The rule is plain and well established that legislative or discretionary powers or trusts devolved by law or charter on a council or governing body cannot be delegated to others, but ministerial or administrative functions may be delegated to subordinate officials. *Page 316

In 28 Cyc. 277, it is said, the general rule seems to be, that powers which are not imperative may be delegated by the Common Council to some subordinate body or officer. It is now the recognized rule that the State may expressly authorize delegation of certain powers by the corporation. In the absence of such express authority the Council must itself exercise all discretionary powers, but this does not forbid the delegation of ministerial or administrative functions to subordinate officials.

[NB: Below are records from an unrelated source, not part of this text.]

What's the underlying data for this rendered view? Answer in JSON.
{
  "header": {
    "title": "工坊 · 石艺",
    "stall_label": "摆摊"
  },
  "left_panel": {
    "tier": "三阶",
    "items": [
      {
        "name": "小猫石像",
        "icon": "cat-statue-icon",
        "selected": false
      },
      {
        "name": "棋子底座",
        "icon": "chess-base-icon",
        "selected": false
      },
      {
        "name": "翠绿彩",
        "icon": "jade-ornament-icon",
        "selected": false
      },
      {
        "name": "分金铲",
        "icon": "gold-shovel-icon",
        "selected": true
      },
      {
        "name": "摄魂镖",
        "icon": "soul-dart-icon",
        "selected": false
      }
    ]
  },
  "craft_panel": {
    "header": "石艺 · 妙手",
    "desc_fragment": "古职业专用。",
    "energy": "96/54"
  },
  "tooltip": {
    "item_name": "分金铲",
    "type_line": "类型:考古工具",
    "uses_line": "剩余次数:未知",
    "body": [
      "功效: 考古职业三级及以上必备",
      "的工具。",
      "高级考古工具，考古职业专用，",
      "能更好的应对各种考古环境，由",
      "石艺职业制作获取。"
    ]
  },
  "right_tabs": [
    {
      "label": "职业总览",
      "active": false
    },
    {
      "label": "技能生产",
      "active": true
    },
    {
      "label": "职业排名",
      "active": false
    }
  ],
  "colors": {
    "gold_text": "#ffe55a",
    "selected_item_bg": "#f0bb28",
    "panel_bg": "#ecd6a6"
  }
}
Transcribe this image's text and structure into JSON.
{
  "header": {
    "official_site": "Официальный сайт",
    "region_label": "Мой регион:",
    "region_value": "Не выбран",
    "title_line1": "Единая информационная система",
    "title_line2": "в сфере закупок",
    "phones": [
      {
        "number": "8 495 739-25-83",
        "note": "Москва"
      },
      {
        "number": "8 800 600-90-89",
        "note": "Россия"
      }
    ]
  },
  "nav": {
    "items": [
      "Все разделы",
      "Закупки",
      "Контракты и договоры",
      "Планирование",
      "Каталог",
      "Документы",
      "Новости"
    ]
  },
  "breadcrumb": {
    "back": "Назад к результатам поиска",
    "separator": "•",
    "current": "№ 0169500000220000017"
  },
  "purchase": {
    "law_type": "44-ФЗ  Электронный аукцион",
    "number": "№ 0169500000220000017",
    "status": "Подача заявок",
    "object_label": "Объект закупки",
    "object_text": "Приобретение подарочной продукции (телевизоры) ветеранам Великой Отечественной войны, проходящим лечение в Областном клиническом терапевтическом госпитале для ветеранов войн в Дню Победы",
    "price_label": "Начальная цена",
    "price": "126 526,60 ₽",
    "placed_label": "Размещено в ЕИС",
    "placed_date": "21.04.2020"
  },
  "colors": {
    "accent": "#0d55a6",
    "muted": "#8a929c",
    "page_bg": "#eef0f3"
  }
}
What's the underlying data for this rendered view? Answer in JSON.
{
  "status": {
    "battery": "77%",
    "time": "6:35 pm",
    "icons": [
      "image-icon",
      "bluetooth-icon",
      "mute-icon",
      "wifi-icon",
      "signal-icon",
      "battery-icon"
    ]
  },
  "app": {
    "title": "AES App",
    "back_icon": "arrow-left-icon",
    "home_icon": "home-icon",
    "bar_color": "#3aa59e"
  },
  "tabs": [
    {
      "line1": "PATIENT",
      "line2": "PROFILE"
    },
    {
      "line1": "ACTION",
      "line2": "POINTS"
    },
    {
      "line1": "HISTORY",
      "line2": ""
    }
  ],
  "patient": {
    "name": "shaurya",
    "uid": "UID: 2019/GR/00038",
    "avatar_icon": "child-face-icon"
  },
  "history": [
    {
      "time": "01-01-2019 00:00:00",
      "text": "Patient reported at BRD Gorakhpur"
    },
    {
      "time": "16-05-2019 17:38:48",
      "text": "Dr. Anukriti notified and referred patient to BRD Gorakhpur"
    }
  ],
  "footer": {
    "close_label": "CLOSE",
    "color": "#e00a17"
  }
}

In Hitchcock v. Galveston, 96 U.S. 341, the Supreme Court in dealing with a delegation of power by ordinance, said: "If the City Council had lawful authority to construct the sidewalks, involved in it was the right to direct the Mayor, and the chairman of the Committee on Streets and Alleys, to make a contract on behalf of the city doing the work. It is true, the Council could not delegate all the power conferred upon it by the legislature, but like every other corporation, it could do its ministerial work by agents. Nothing more was done in this case, and there was, therefore, no unlawful delegation of power."

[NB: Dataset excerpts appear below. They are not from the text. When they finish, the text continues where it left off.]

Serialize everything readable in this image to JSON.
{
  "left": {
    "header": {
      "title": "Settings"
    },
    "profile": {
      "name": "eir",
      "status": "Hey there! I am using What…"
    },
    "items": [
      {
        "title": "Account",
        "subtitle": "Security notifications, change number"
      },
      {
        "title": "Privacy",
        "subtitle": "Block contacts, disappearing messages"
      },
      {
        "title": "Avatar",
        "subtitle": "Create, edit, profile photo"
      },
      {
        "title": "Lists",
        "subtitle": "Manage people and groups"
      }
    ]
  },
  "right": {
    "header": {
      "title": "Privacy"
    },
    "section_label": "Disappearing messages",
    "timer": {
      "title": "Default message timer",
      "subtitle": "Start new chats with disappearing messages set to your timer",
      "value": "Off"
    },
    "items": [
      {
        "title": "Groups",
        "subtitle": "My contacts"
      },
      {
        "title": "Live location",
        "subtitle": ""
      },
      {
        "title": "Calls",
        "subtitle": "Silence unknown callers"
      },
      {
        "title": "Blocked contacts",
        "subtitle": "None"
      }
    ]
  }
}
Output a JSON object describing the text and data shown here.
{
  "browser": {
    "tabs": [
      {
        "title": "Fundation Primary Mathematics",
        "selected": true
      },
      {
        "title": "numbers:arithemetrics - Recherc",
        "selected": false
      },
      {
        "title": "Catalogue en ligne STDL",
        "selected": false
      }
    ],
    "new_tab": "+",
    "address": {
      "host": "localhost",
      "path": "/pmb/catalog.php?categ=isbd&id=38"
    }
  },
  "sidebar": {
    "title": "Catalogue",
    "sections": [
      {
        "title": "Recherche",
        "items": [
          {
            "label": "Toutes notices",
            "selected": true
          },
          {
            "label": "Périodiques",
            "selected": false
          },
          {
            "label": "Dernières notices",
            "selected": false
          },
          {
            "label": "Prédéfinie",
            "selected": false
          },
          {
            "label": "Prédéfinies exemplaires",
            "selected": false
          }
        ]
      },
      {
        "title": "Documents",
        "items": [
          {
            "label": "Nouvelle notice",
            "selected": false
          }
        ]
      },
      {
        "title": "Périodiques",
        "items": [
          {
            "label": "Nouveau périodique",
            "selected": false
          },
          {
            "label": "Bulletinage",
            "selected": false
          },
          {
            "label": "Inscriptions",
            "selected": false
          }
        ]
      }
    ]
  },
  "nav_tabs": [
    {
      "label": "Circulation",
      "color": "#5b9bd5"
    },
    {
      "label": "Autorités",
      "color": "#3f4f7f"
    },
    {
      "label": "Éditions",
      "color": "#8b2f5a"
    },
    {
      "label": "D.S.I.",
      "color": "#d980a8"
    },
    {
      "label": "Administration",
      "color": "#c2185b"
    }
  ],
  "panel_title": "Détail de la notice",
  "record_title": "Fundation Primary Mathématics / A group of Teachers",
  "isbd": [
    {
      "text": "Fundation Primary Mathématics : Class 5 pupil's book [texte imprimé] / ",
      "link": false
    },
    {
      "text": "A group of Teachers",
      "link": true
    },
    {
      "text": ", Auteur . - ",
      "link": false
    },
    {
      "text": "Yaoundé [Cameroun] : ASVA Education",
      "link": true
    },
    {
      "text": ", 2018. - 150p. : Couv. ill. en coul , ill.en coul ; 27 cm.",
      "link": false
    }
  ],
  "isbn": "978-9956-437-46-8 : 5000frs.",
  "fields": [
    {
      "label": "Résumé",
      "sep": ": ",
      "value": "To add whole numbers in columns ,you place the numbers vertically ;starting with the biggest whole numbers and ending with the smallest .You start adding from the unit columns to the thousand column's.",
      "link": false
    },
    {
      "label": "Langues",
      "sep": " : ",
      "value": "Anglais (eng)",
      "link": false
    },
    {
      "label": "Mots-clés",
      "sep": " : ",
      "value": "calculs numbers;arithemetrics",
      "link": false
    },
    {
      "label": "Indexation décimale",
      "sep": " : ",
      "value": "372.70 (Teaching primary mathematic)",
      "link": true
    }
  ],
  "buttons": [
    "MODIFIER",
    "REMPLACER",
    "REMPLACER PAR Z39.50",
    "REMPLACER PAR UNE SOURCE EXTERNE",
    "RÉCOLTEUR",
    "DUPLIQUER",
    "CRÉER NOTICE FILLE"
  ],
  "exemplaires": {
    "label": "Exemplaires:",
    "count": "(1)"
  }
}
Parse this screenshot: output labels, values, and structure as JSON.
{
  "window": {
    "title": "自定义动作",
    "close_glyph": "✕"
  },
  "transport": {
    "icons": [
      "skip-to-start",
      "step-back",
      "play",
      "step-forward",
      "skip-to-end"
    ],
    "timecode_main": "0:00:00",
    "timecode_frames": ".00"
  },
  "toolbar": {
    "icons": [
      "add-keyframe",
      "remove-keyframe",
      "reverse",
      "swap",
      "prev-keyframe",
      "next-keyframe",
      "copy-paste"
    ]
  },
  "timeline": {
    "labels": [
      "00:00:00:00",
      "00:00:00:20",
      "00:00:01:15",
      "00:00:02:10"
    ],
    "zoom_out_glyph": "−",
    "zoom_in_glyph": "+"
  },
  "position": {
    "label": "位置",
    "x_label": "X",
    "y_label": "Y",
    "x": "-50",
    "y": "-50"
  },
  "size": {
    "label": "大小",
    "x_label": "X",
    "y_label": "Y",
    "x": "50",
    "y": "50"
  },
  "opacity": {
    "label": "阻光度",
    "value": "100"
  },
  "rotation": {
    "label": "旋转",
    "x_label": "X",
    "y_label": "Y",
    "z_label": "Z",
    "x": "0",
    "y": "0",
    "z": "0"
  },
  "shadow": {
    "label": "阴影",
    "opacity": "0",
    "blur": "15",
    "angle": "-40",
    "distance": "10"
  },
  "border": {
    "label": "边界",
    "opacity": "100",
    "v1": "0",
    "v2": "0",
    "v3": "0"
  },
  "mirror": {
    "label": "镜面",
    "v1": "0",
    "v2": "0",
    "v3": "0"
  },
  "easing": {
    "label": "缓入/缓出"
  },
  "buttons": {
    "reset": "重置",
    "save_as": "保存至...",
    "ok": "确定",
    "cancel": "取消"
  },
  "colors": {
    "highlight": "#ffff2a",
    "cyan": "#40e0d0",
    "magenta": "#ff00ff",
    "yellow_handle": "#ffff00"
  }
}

The right to delegate power by municipal authorities rests upon the same principle and is controlled in the same way as the delegation of the legislative power by the State. Jacksonville v. Ledwith, 26 Fla. 193; Cooley on ConstitutionalLimitations, 294 Gregg v. Laird, 121 Md. 1; People v.Trunk R'y Co., 232 Ill. 292; Charleston v. Goldsmith, 2 Speers, S.C. 428; Baltimore City v. Gahan, 104 Md. 152.

We think, that fixing the rent of market stalls in the City of Baltimore is an administrative and not a legislative function, and may be delegated to the clerks of the markets, as provided by the Ordinance in question. The power to rent the stalls in the markets of Baltimore City, was delegated by Ordinance No. 16 approved April 11, 1797, to the clerks of the several markets (p. 70 of Ordinances 1797 to 1802). and the power has been continued in some form, by subsequent *Page 317 city legislation. City Code, 1869, 1879, 1893 and 1906.

In Jacksonville v. Ledwith, 26 Florida, 193, a public market Ordinance containing somewhat similar provisions as those in section 13 of this Ordinance, was sustained and held valid. The Ordinance contained the following provision, "That stalls, tables or space in this market shall be rented to butchers or others desiring to hire the same by the month or such longer period as may be desirable, upon such terms and for such sums as the Board of Public Works shall determine." Kramrath v. Cityof Albany, 127 N.Y. 575.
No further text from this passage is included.